Chaque année, partout en Europe, les administrations publiques achètent des vêtements de travail. Ce sont les uniformes des pompiers, policiers, ouvriers communaux ou encore les tenues portées dans les hôpitaux et les écoles publiques.
S’ils sont vendus en Europe, ces vêtements sont fabriqués à des milliers de kilomètres en Asie ou dans le bassin méditerranéen. Le Maroc est ainsi devenu, depuis les années 80, un centre important de confection textile. Des milliers d’emplois ont été créés.

Mais les conditions de vie des travailleurs sont difficiles… Particulièrement pour les femmes.


Au Maroc de nombreuses femmes continuent de vivre dans la pauvreté. Pourtant, elles ont un emploi et travaillent de nombreuses heures par jour… Comment cela s’explique-t-il ?

Le rapport, le documentaire vidéo ainsi que la capsule « Made in Maroc » mettent le doigt sur différents facteurs qui permettent d’expliquer cette situation.

Précarité de l’emploi

Sur une ligne de production, dans une usine produisant directement pour des entreprises espagnoles et ayant fait l’objet d’un audit social, une journée représente en moyenne 9 heures de travail du lundi au vendredi et 5 heures le samedi, pour un salaire d’environ 250 euros/mois.

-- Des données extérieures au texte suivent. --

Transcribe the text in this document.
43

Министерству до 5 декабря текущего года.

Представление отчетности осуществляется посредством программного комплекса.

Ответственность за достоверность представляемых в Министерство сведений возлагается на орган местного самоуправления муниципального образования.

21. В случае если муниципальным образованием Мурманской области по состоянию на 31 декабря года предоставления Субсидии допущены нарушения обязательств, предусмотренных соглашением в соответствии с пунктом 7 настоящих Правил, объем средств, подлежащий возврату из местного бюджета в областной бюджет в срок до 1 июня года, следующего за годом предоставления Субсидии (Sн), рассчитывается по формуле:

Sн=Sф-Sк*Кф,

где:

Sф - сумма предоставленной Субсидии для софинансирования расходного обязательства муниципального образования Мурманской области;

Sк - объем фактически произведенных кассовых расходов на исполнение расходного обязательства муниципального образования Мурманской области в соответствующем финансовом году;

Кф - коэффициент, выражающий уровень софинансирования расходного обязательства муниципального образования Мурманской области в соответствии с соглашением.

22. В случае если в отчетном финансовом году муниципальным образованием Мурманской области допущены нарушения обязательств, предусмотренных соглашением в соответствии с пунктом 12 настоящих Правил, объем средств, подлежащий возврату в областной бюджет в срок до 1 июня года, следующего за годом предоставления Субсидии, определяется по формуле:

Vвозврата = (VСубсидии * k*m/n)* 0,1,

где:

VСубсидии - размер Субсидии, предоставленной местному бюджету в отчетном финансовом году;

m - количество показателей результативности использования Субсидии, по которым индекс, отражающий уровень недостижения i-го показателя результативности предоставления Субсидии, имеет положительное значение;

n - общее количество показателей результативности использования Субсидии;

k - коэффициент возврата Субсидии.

Dans une usine non auditée, les heures supplémentaires sont obligatoires et la journée de travail peut varier de 11 à 12 heures par jour, 6 jours sur 7. Ces heures sont habituellement non payées et les salaires ne dépassent pas les 200 euros/mois. Une grande partie des travailleurs n’ont pas de contrat de travail et n’ont aucun système de protection sociale.

Dans des ateliers de sous-traitance, les salaires ne dépassent pas les 100 euros/mois et les contrats n’existent pas.

Ces très bas salaires couplés à une absence de protection sociale et de contrat de travail, et donc à une insécurité d’emploi, cantonnent les femmes et les familles marocaines dans la pauvreté.

Féminisation de la pauvreté

L’industrie de l’habillement est le premier secteur industriel au Maroc mais aussi le plus marginalisé. Près de 70% de la main-d’œuvre y est féminine.

Très souvent peu éduquées, analphabètes et poussées par la nécessité de ramener de l’argent pour faire vivre leur famille, les femmes sont souvent prêtes à accepter n’importe quel emploi. Elles se retrouvent ainsi contraintes à travailler dans des conditions précaires  et pour de très bas salaires.

A leur travail en usine, s’ajoutent  les corvées domestiques. Mariées ou célibataires, les femmes, bien plus que les hommes, prestent ainsi des journées doubles de travail.. Si on y ajoute les heures supplémentaires, elles manquent cruellement de temps pour avoir une vie personnelle et se projeter dans l’avenir, par exemple en poursuivant leurs études ou en militant dans un syndicat en faveur de leurs intérêts au sein de l’entreprise.

« A cause des longues journées de travail, les femmes n’ont pas le temps de s’occuper de leurs enfants ni d’être avec leurs familles. Un grand nombre d’entre elles finissent par souffrir de dépression ou d’autres maladies. (…) Il y a aussi des cas de fausses-couches dans les usines car les femmes enceintes travaillent au même rythme que les autres. (…) »
Fatima Lamah, syndicaliste dans le secteur textile à Tanger

Surmenage, exclusion sociale, … autant de facteurs qui portent préjudice au bien-être physique et psychologique et qui mènent, au final, à la précarisation de plus en plus grande des femmes.

Voilà qui doit mener à la réflexion notamment les organisations syndicales et de défense des droits des travailleurs et des femmes qui devraient aller à la rencontre de ces travailleuses, adapter leurs méthodes et leurs structures à leurs disponibilités et priorités d’action et soutenir leur émancipation.